Present from the beginning, we find it throughout antiquity in the mythic rapes of Zeus, Poseidon, Heracles and other gods and ancient heroes, as well as in the quasi-historic rapes of, among others, the Sabine Women (expressions of not just physical desires and insecurities but of deeper desires for order and stability, for control of the anxiety-inducing mysterium – leading quickly enough to anesthetizing dogmas and hierarchies).

We encounter this again and again, from the conquests, slavery, and rape of ancient times to modern imperialism’s rape of the globe, to the present-day rapist-in-chief plotting the rape of Venezuela in order, in no small part, to distract from the epic rapes of Epstein‘s rape networks. From the micro street corner level to the macro-level plantation, prison or sweatshop, to the halls of academia, Hollywood, and let’s not forget the Catholic Church (just one of the many rape cultures comprising this rape civilization), rape is ubiquitous. Not just the exception, it’s the rule. And not only is it the rule, it’s a classic technique of rule. So ubiquitous is it that even the famed critic of coercive power, Noam Chomsky, is caught up in this coercive, violent order.
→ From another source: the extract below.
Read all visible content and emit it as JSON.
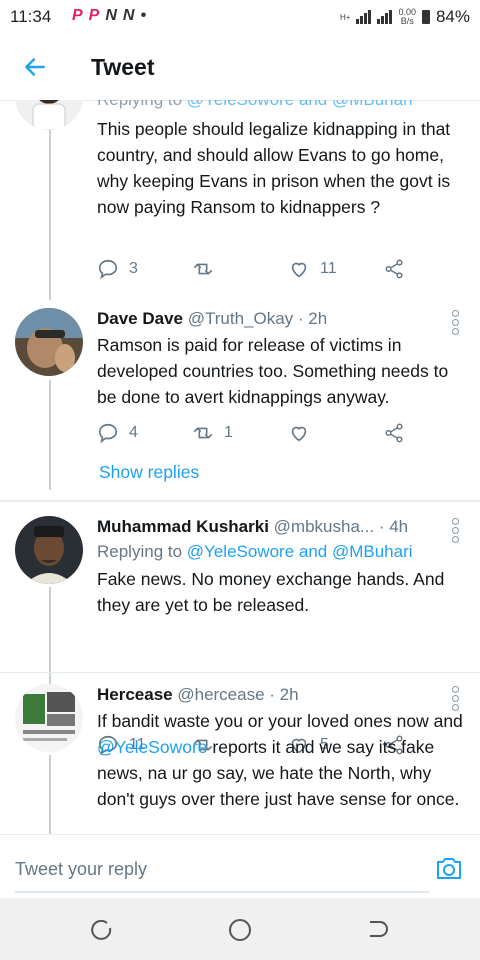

One may point out that although the violence of rape (normalized in the practices and values of rape civilization) is a necessary aspect of this age of destruction, referred to sometimes as the Anthropocene, rape is hardly unique to anthropos/human beings. Male orangutans in particular are known to rape female orangutans. Yet this primatological tendency can not excuse rape, as though humanity is helplessly determined by nature to brutality and barbarism. Our humanity, where it arises, is inimical to such brutality. But we are not discussing nature so much as rape civilization, which is comprised and perpetuated by ideology, laws, and institutions; entities which, as history attests, change and so can be changed. As our technologies (largely the technologies of rape civilization) grow more and more powerful, however, they lead overwhelmingly to the aggrandizement of rape civilization, brutalizing us all. Which way, then, is the exit, the exodus (or the epoché)?

Will Moses emerge from the desert, ascend the mountain and add Thou Shall Not Rape to the commandments? Don’t count on it; especially since the Bible itself, and the hierarchical religions emanating from it, is one of the central pillars of Rape Civilization. Just look at Moses authorizing the mass rape of hundreds of young Midianite girls. It’s not hard to imagine him feeling right at home at one of those Epstein mass rape events described so politely in the Rape Civilization Press as parties.

More than commandments, though, themselves entangled in relations of force and domination, we need to overcome Rape Civilization itself. Fortunately, millions of people across the planet are every day doing that, working on developing new ways of living together that are based instead on mutual aid and respect – the real clash of civilizations.